1 large cauliflower, broken into small florets, the size of a large walnut
1 head broccoli, broken into smaller florets
1 onion, peeled and chopped finely
1 pint of milk
½ tsp fresh nutmeg
2 bay leaves
75g plain flour
200g grated extra strong Cheddar cheese, plus a little extra for the top
2 tsp English mustard
200g sunblush tomatoes, roughly chopped
1. Heat the milk and add the onion, nutmeg and bay leaves and leave to infuse for 10 minutes.
2. In another pan heat the butter, then add the butter and bring together, then add the warm milk and whisk to the boil, then remove from the heat.

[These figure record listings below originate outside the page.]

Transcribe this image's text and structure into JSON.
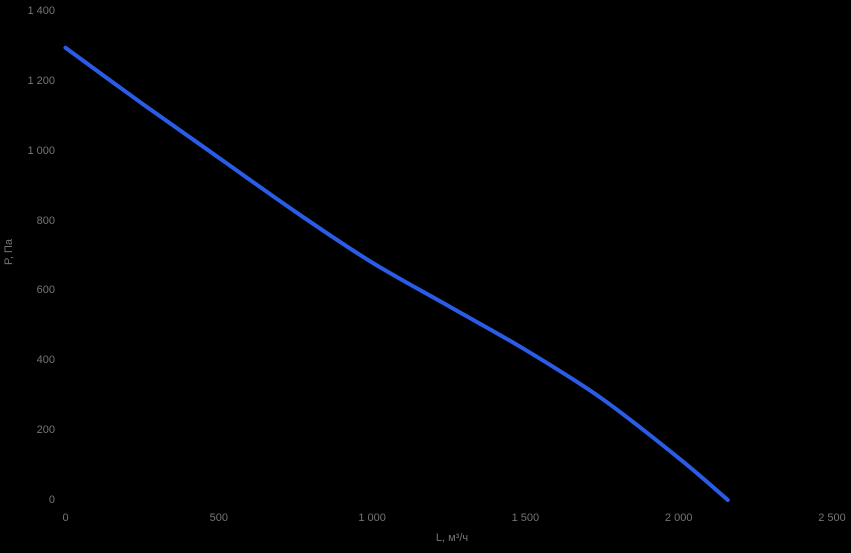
{
  "colors": {
    "background": "#000000",
    "line": "#2a5ce8",
    "label": "#757575"
  },
  "chart_data": {
    "type": "line",
    "title": "",
    "xlabel": "L, м³/ч",
    "ylabel": "P, Па",
    "xlim": [
      0,
      2500
    ],
    "ylim": [
      0,
      1400
    ],
    "grid": false,
    "legend": "none",
    "x_ticks": [
      {
        "value": 0,
        "label": "0"
      },
      {
        "value": 500,
        "label": "500"
      },
      {
        "value": 1000,
        "label": "1 000"
      },
      {
        "value": 1500,
        "label": "1 500"
      },
      {
        "value": 2000,
        "label": "2 000"
      },
      {
        "value": 2500,
        "label": "2 500"
      }
    ],
    "y_ticks": [
      {
        "value": 0,
        "label": "0"
      },
      {
        "value": 200,
        "label": "200"
      },
      {
        "value": 400,
        "label": "400"
      },
      {
        "value": 600,
        "label": "600"
      },
      {
        "value": 800,
        "label": "800"
      },
      {
        "value": 1000,
        "label": "1 000"
      },
      {
        "value": 1200,
        "label": "1 200"
      },
      {
        "value": 1400,
        "label": "1 400"
      }
    ],
    "series": [
      {
        "color": "#2a5ce8",
        "points": [
          [
            0,
            1295
          ],
          [
            250,
            1135
          ],
          [
            500,
            980
          ],
          [
            750,
            825
          ],
          [
            1000,
            680
          ],
          [
            1250,
            555
          ],
          [
            1500,
            430
          ],
          [
            1750,
            290
          ],
          [
            2000,
            120
          ],
          [
            2160,
            0
          ]
        ]
      }
    ]
  }
}
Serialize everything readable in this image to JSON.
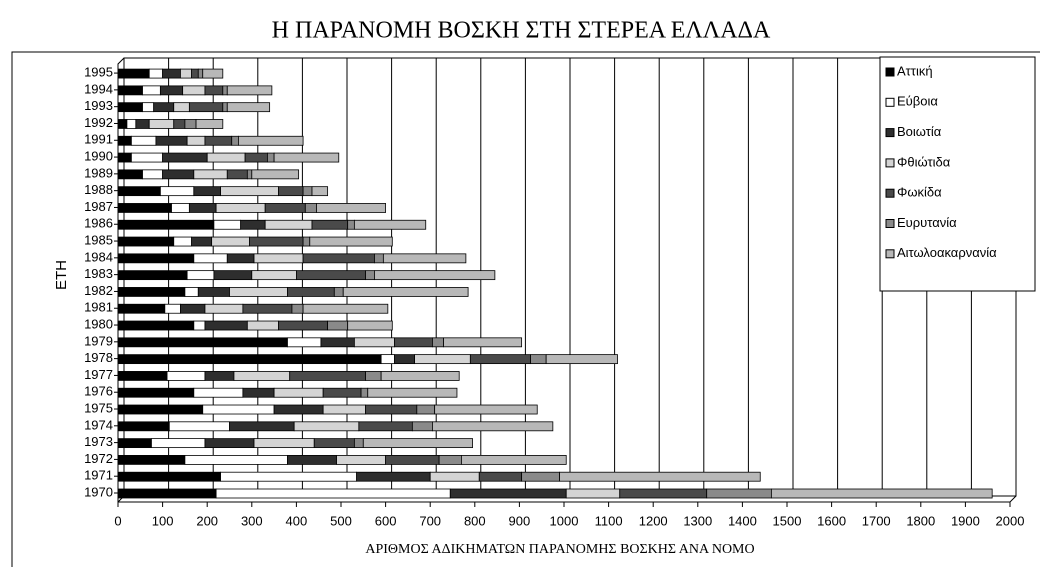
{
  "chart_data": {
    "type": "stacked-bar-horizontal",
    "title": "Η ΠΑΡΑΝΟΜΗ ΒΟΣΚΗ ΣΤΗ ΣΤΕΡΕΑ ΕΛΛΑΔΑ",
    "xlabel": "ΑΡΙΘΜΟΣ ΑΔΙΚΗΜΑΤΩΝ ΠΑΡΑΝΟΜΗΣ ΒΟΣΚΗΣ ΑΝΑ ΝΟΜΟ",
    "ylabel": "ΕΤΗ",
    "categories": [
      "1970",
      "1971",
      "1972",
      "1973",
      "1974",
      "1975",
      "1976",
      "1977",
      "1978",
      "1979",
      "1980",
      "1981",
      "1982",
      "1983",
      "1984",
      "1985",
      "1986",
      "1987",
      "1988",
      "1989",
      "1990",
      "1991",
      "1992",
      "1993",
      "1994",
      "1995"
    ],
    "series": [
      {
        "name": "Αττική",
        "color": "#000000",
        "values": [
          220,
          230,
          150,
          75,
          115,
          190,
          170,
          110,
          590,
          380,
          170,
          105,
          150,
          155,
          170,
          125,
          215,
          120,
          95,
          55,
          30,
          30,
          20,
          55,
          55,
          70
        ]
      },
      {
        "name": "Εύβοια",
        "color": "#ffffff",
        "values": [
          525,
          305,
          230,
          120,
          135,
          160,
          110,
          85,
          30,
          75,
          25,
          35,
          30,
          60,
          75,
          40,
          60,
          40,
          75,
          45,
          70,
          55,
          20,
          25,
          40,
          30
        ]
      },
      {
        "name": "Βοιωτία",
        "color": "#2e2e2e",
        "values": [
          260,
          165,
          110,
          110,
          145,
          110,
          70,
          65,
          45,
          75,
          95,
          55,
          70,
          85,
          60,
          45,
          55,
          60,
          60,
          70,
          100,
          70,
          30,
          45,
          50,
          40
        ]
      },
      {
        "name": "Φθιώτιδα",
        "color": "#d4d4d4",
        "values": [
          120,
          110,
          110,
          135,
          145,
          95,
          110,
          125,
          125,
          90,
          70,
          85,
          130,
          100,
          110,
          85,
          105,
          110,
          130,
          75,
          85,
          40,
          55,
          35,
          50,
          25
        ]
      },
      {
        "name": "Φωκίδα",
        "color": "#4a4a4a",
        "values": [
          195,
          95,
          120,
          90,
          120,
          115,
          85,
          170,
          135,
          85,
          110,
          110,
          105,
          155,
          160,
          120,
          80,
          90,
          55,
          45,
          50,
          60,
          25,
          75,
          40,
          15
        ]
      },
      {
        "name": "Ευρυτανία",
        "color": "#8a8a8a",
        "values": [
          145,
          85,
          50,
          20,
          45,
          40,
          15,
          35,
          35,
          25,
          45,
          25,
          20,
          20,
          20,
          15,
          15,
          25,
          20,
          10,
          15,
          15,
          25,
          10,
          10,
          10
        ]
      },
      {
        "name": "Αιτωλοακαρνανία",
        "color": "#b8b8b8",
        "values": [
          495,
          450,
          235,
          245,
          270,
          230,
          200,
          175,
          160,
          175,
          100,
          190,
          280,
          270,
          185,
          185,
          160,
          155,
          35,
          105,
          145,
          145,
          60,
          95,
          100,
          45
        ]
      }
    ],
    "xlim": [
      0,
      2000
    ],
    "xticks": [
      0,
      100,
      200,
      300,
      400,
      500,
      600,
      700,
      800,
      900,
      1000,
      1100,
      1200,
      1300,
      1400,
      1500,
      1600,
      1700,
      1800,
      1900,
      2000
    ],
    "grid": true,
    "legend": "top-right"
  }
}
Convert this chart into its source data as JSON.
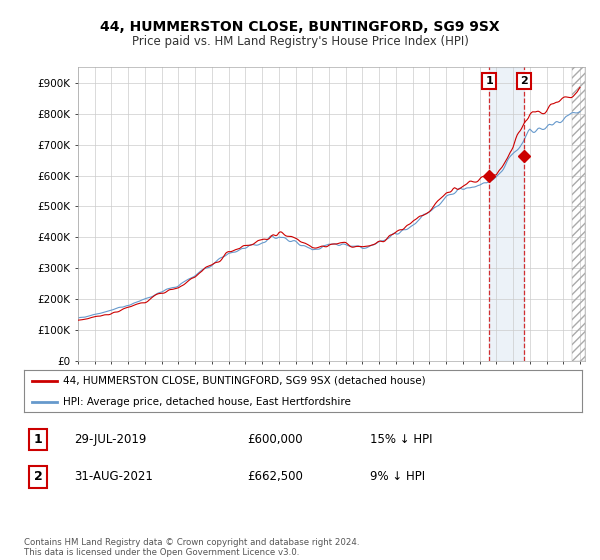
{
  "title": "44, HUMMERSTON CLOSE, BUNTINGFORD, SG9 9SX",
  "subtitle": "Price paid vs. HM Land Registry's House Price Index (HPI)",
  "legend_line1": "44, HUMMERSTON CLOSE, BUNTINGFORD, SG9 9SX (detached house)",
  "legend_line2": "HPI: Average price, detached house, East Hertfordshire",
  "footer": "Contains HM Land Registry data © Crown copyright and database right 2024.\nThis data is licensed under the Open Government Licence v3.0.",
  "sale1_label": "1",
  "sale1_date": "29-JUL-2019",
  "sale1_price": "£600,000",
  "sale1_hpi": "15% ↓ HPI",
  "sale2_label": "2",
  "sale2_date": "31-AUG-2021",
  "sale2_price": "£662,500",
  "sale2_hpi": "9% ↓ HPI",
  "sale1_year": 2019.58,
  "sale1_value": 600000,
  "sale2_year": 2021.67,
  "sale2_value": 662500,
  "hpi_color": "#6699cc",
  "price_color": "#cc0000",
  "sale_marker_color": "#cc0000",
  "ylim": [
    0,
    950000
  ],
  "yticks": [
    0,
    100000,
    200000,
    300000,
    400000,
    500000,
    600000,
    700000,
    800000,
    900000
  ],
  "ytick_labels": [
    "£0",
    "£100K",
    "£200K",
    "£300K",
    "£400K",
    "£500K",
    "£600K",
    "£700K",
    "£800K",
    "£900K"
  ],
  "background_color": "#ffffff",
  "plot_bg_color": "#ffffff",
  "grid_color": "#cccccc",
  "xmin": 1995.0,
  "xmax": 2025.3
}
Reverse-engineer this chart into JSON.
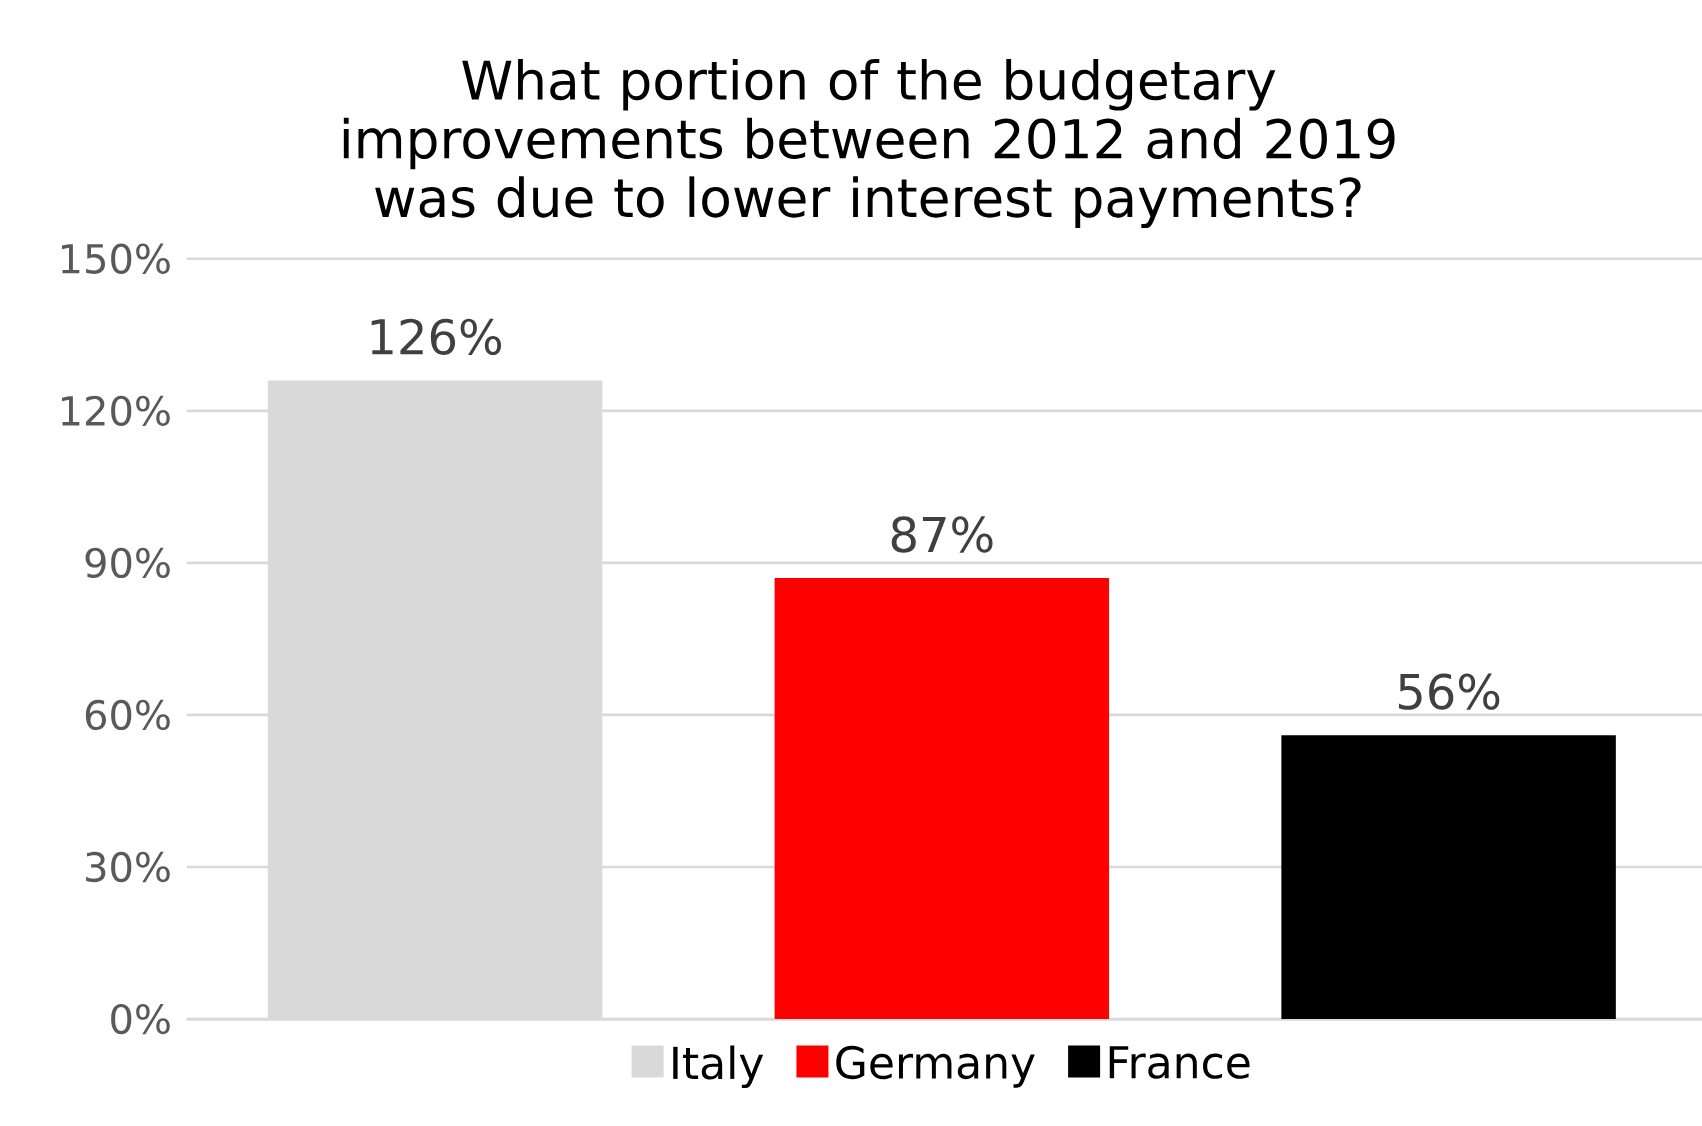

3. Off the heat stir in the cheese and mustard, then season well with salt and pepper. Keep warm.
4. Place a large pan of water on the stove and season well with salt, and then bring to the boil.
5. Once boiling add the broccoli and cook until slightly under done, then remove from the pan with a slotted spoon and place into iced water. Repeat the process with the cauliflower.
6. Next, drain really well in a colander.
7. Arrange the cooked cauliflower and broccoli into a baking dish so it's nice and tight.
8. Sprinkle over the tomatoes and spoon over the sauce, then top with the extra cheese.
9. Brown under a hot grill or in a hot oven.
10. Serve with spicy mango chutney on the side and crusty bread.